The lack of demand for Windows RT tablets has been evident for quite a while now, and Microsoft is certainly aware of this situation, since its Surface tablet with Windows RT hasn’t been doing well at all in terms of sales. That has forced the company to cut its orders in half, according to one rumor from November.
Sure, people in the tech press know exactly what Windows RT is and the main points in which it differs from Windows 8. But average consumers see something that looks exactly like Windows 8, and they assume it’s Windows 8. Which the RT version is not.
It’s created for the ARM architecture (and not x86, like Windows 8) and it can’t run any of the existing desktop apps written for Windows. That alone instantly evaporates one possible advantage people think of when they consider buying a ‘Windows’ tablet. It sounds cool – to be able to run your existing apps on your new tablet – but for that you’ll have to get a tablet running the actual Windows 8 (the Surface Pro coming out later this month is such an offering). Those are considerably more expensive than their RT-running cousins, and they’re also heavier and thicker.

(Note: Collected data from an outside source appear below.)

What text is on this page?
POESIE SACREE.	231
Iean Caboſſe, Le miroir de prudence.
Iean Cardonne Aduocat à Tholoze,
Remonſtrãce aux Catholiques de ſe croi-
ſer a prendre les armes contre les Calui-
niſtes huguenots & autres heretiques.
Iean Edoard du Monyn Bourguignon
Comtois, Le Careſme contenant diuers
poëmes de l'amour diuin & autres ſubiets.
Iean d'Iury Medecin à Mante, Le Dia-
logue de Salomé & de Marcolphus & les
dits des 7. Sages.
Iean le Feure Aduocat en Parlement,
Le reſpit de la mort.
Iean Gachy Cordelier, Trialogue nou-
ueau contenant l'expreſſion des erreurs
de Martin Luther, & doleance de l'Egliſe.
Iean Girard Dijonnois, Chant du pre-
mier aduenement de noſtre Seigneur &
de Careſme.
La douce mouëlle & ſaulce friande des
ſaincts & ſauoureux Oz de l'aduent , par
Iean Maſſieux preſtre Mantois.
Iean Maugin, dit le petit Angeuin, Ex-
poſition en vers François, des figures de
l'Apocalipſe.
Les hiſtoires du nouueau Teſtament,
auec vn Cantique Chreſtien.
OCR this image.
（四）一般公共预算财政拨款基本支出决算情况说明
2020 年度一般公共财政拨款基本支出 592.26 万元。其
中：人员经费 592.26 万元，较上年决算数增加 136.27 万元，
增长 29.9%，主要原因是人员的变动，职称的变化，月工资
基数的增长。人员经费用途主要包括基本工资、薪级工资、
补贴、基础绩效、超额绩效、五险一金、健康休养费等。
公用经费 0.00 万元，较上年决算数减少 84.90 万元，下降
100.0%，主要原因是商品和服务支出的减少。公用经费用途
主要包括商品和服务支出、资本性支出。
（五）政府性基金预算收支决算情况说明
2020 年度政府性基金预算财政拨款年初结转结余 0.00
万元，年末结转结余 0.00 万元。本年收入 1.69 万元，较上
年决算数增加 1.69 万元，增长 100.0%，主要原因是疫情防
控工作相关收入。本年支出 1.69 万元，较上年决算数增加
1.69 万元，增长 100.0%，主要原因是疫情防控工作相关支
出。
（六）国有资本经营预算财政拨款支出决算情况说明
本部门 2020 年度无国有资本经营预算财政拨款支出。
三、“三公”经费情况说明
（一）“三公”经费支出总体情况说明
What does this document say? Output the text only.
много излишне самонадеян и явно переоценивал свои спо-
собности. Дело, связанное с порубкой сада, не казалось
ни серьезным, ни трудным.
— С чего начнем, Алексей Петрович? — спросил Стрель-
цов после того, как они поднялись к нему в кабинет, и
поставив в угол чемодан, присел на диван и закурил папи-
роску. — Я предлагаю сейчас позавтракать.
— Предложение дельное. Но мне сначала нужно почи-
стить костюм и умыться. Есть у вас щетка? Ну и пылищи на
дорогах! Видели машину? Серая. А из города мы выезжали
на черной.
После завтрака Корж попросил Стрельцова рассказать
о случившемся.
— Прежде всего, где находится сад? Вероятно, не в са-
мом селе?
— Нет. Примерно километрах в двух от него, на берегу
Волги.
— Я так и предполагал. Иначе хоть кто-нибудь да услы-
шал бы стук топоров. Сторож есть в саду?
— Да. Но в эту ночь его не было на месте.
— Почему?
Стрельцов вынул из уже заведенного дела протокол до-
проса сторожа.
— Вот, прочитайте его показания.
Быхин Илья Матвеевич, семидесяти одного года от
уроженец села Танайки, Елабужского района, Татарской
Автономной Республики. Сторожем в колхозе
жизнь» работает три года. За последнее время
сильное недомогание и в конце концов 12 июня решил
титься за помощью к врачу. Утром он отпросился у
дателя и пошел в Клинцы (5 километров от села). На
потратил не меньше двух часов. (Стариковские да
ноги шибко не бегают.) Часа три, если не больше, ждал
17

In fact, it turns out that one of the main advantages of Windows RT over Windows 8 products was supposed to be price, at least it was so in Microsoft’s vision. However, Samsung wasn’t willing to compromise on certain aspects of the Ativ Tab such as including less memory. As a consequence, the Ativ Tab isn’t particularly affordable.
Which surely would have been yet another issue had it launched in the US. Eventually Samsung decided it simply wasn’t worth it to try and educate the public on what Windows RT is at its own expense.
The unsaid thing here is that Microsoft should have done this. After all, it’s the maker of the OS. It should have made it very clear to prospective buyers what RT is and, most importantly, what it isn’t. Yet from day one the software giant seemed to be perfectly fine with confusing people on this matter, or at least letting them stay confused. And this obviously hasn’t helped sales of RT devices.
Samsung hasn’t ruled out launching future RT tablets in the US. In case Windows RT devices somehow start selling in droves, be sure that the Korean maker will reconsider. Otherwise, do expect Windows 8 tablets to be a lot more successful than Windows RT ones, despite the price difference. After all, that is Windows as most people know it (or expect it to be).